INVESTMENT FOLLOWS OPPORTUNITY
Global filtration leaders are taking the African market seriously, as evidenced by the investment flowing into local production capacity.
In March 2025, Mann+Hummel – widely regarded as one of the world’s leading filtration specialists – opened a new manufacturing facility in Kempton Park, just outside Johannesburg. The 3,200-m2 plant marks a significant milestone for the German-headquartered, family-owned company, which began its African journey in 2016 when it identified SA as the continent’s largest automotive market. Its expansion from a sales office to a distribution centre – and now to full local production – reflects a deliberate long-term strategy.
“This plant in South Africa is a key milestone in Mann+Hummel Africa’s business growth strategy,” said president and CEO Kurk Wilks at the opening ceremony. “Aligned with our ‘in the region, for the region’ approach, we produce our products close to, and flexibly for, our customers in Southern Africa.”
At peak capacity, the facility will produce 600,000 filtration units per year – primarily filters for commercial vehicles and passenger cars – with operations running across three shifts. Solar power will feature prominently in day-to-day operations, and the company is applying 3R principles (reduce, reuse and recycle) to minimise environmental impact. The facility is designed to serve as a strategic hub for Sub-Saharan Africa, with ambitions that extend well beyond the initial product range.
Meanwhile, in the broader filtration sector, recent merger and acquisitions activity signals that global players are repositioning for growth.
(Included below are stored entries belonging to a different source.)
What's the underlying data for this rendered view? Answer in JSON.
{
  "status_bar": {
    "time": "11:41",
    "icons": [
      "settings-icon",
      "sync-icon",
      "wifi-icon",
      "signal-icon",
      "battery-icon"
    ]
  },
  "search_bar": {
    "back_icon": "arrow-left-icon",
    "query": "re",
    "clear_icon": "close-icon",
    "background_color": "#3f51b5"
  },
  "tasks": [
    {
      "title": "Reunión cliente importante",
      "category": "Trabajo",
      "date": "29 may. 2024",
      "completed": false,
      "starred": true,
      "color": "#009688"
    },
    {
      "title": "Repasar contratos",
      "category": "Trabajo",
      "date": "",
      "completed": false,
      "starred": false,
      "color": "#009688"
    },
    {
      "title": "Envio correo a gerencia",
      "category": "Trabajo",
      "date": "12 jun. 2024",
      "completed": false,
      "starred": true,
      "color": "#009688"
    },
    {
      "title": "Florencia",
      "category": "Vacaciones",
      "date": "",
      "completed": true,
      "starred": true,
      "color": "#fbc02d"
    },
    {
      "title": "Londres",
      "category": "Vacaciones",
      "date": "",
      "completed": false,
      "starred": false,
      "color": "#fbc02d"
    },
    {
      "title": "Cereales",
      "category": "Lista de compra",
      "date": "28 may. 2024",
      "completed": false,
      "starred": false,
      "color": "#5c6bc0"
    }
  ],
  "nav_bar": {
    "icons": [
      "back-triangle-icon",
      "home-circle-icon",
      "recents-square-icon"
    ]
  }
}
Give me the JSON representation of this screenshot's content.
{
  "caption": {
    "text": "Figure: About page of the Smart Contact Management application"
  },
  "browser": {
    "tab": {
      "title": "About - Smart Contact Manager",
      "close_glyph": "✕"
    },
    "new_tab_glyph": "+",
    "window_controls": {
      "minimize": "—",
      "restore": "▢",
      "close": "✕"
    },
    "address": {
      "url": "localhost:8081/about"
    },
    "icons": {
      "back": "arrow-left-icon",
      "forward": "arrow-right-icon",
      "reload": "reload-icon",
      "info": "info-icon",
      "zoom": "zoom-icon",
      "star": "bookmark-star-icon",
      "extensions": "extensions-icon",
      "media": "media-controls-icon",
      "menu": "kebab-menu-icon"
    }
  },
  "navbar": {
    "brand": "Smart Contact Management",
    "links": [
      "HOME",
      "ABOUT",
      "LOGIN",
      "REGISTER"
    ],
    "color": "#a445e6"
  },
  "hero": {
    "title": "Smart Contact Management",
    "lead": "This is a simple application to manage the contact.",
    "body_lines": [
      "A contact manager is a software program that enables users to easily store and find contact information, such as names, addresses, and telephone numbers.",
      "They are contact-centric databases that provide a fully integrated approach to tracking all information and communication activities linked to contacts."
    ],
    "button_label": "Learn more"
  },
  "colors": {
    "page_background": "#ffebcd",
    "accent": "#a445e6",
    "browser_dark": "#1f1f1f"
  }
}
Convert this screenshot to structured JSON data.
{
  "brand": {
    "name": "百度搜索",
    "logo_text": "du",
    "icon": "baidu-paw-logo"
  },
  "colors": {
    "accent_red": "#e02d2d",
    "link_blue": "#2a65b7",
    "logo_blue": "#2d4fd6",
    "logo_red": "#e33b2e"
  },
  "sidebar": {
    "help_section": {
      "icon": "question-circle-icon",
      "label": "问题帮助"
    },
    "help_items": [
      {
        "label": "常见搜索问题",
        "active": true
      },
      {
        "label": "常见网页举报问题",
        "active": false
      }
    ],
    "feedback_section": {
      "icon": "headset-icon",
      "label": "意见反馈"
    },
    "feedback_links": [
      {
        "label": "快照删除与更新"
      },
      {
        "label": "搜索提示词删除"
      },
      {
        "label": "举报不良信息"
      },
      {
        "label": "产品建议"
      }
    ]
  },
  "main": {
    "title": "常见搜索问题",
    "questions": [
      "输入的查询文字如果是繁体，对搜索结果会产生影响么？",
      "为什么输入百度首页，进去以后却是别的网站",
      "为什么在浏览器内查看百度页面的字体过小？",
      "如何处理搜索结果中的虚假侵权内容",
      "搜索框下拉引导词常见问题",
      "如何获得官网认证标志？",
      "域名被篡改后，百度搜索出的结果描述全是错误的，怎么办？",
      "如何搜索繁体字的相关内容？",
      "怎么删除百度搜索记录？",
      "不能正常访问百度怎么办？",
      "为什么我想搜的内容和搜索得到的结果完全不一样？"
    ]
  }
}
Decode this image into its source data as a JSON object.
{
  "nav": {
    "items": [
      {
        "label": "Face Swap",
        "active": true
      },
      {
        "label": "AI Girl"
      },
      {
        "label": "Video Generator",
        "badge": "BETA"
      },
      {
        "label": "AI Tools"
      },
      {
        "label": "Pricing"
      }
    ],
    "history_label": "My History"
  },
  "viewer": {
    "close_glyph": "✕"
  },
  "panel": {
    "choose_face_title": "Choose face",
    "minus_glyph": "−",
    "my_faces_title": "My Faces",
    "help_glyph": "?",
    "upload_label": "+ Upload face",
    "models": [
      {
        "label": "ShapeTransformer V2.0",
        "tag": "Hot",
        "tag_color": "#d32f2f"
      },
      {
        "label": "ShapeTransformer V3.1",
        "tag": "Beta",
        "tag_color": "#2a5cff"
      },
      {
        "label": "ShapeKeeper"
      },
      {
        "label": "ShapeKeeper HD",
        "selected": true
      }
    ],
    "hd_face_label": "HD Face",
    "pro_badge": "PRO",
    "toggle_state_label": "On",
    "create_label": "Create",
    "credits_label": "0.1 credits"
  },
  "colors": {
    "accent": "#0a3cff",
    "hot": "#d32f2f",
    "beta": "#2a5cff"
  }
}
In September 2025, Thermo Fisher Scientific completed its acquisition of Solventum’s purification and filtration business for approximately US$4 billion – a transaction that included a facility in Pretoria. The deal strengthens Thermo Fisher’s bioproduction and industrial filtration offerings, and the company’s South African footprint gives it a meaningful presence on the continent as demand for high-performance filtration in pharmaceutical, medical and industrial settings continues to rise.
CLEANER AIR AHEAD
IQAir CEO Frank Hammes framed the challenge succinctly in the 2025 World Air Quality Report: “Air quality is a fragile asset that requires active stewardship to protect public health.” That stewardship is now attracting capital, regulation and manufacturing capacity in equal measure across Africa.
For SHEQ professional, the convergence of tightening air quality standards, growing public health awareness and expanding local production capability represents an ideal opportunity to specify better solutions, source them more efficiently and contribute to an environment where clean air is no longer a luxury.